Dead Sea Not the Lowest Land Elevation December 16, 2019

The Jordan River and the Dead Sea to its south are part of the Jordan Depression. This trough with its extension to the south, the Arabah, serves as a geopolitical boundary between the State of Israel and its eastern neighbor Jordan.

The Dead Sea is the saltiest body of water on earth. It’s partly because its surface is over 1,400 feet below sea level. Water from the Jordan River drains into the Dead Sea and remains there, with no outlet. In this hot climate, intense evaporation of the waters of the Dead Sea causes its high salinity content. Salt beds to at southern end of the Dead Sea have been mined there since antiquity, even to the present.

They say it’s nice to get in the water of the Dead Sea and float around, even for people who can’t swim. I’m not that great of a swimmer, so I’d like that. Get a float tube, something to drink, and just chill out catching some warm rays.

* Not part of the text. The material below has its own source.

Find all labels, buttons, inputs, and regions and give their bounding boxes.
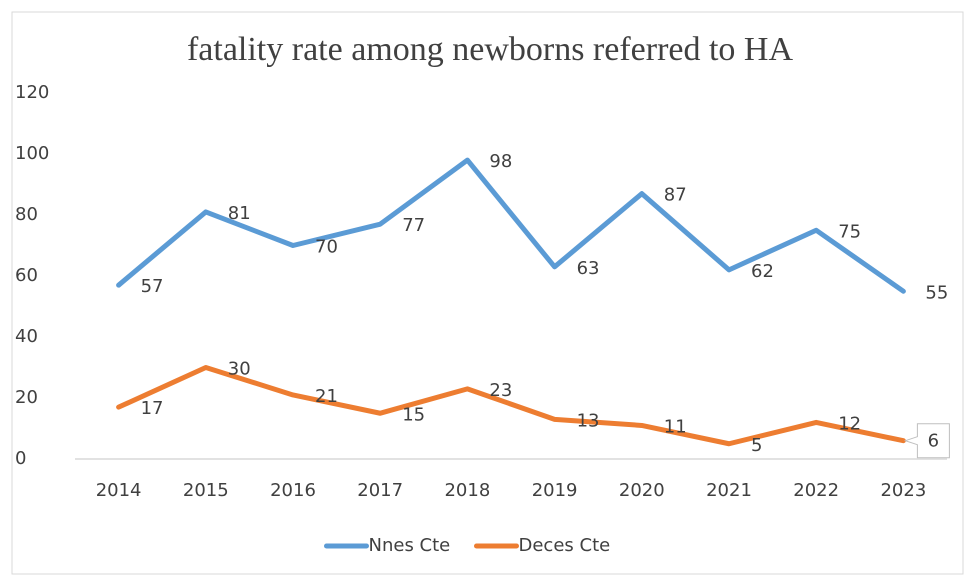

It has always been thought that the surface of the Dead Sea is also the lowest elevation on earth. But no more. A new study by glaciologists at the University of California at Irvine reveals that the lowest place on earth is underneath the Denman Glacier in East Antarctica. Oh, well no wonder; nobody could see it!

They say of this new discovery that the trough of ice water under the Denman Glacier is two miles below sea level. The UC team is using radar and satellite imagery to map their new finding. But it’s not easy. Antartica is the size of the U.S. and Mexico combined, and it’s full of ice that is unstable and thus moves around. And East Antartica has way more ice than West Antartica.

As for me, I think I’d rather chill out in the Dead Sea than floating underneath a glacier.